When MT started to become a “thing”, stingy clients would rely solely on it, but the slightly more enlightened ones would get a human to carry out post-editing in order to remove the more obvious errors and to render the text into something that was more natural. When my colleagues started to realise this was happening, some of them increased their rates for checking / compare checking / editing to bring them close to their rates for actual translation. Their rationale was because such post-editing work was often just as time-consuming for them as doing the translation themselves to begin with.
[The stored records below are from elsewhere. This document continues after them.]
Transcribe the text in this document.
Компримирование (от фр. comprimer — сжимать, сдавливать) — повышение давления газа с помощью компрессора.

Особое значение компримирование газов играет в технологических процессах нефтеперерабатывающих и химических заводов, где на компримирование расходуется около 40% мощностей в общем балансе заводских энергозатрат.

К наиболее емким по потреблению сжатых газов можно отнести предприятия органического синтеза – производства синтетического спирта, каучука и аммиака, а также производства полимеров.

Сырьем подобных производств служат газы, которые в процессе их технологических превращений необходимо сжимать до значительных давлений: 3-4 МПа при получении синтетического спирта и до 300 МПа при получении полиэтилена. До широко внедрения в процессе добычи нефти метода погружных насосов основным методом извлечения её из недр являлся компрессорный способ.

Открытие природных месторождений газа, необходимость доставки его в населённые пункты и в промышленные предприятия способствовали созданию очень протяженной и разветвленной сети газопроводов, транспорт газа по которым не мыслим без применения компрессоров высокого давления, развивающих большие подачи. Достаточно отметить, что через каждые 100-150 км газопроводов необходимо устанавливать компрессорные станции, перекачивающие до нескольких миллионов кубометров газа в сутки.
It is probable that the demand for actual translators will continue to dwindle into the future as AI improves and becomes more widely used, but there will still be a demand for human post-editors with essentially the same linguistic and subject-knowledge skills as translators. However I think the net volume of work of whatever type for humans in my field will tend to decrease overall.

Douglas Burbury

One of the problems that has always existed with Machine Translation (especially with language pairs that are dissimilar in syntactical structure, such as Japanese and English) is the Garbage In, Garbage Out principle.
If the text to be translated is poorly written, then the output will tend to be be equally as poor. It follows from this that Machine Translation tends to work better if the source text is prepared in a particular way, one that the MT database is accustomed to work with. This means you have to unify your terminology, structure all sentences with similar meaning in a similar way, write grammatically (and avoid spelling mistakes), and perhaps simplify your writing, i.e. cut long sentences into two or more shorter ones.
And this means that the source text for translation has to be pre-edited before it can be machine translated, whereas the need for pre-editing tends to diminish if a human is doing the translation. And since pre-editing requires more time and adds to the expense, it may work slightly in the human’s favour too.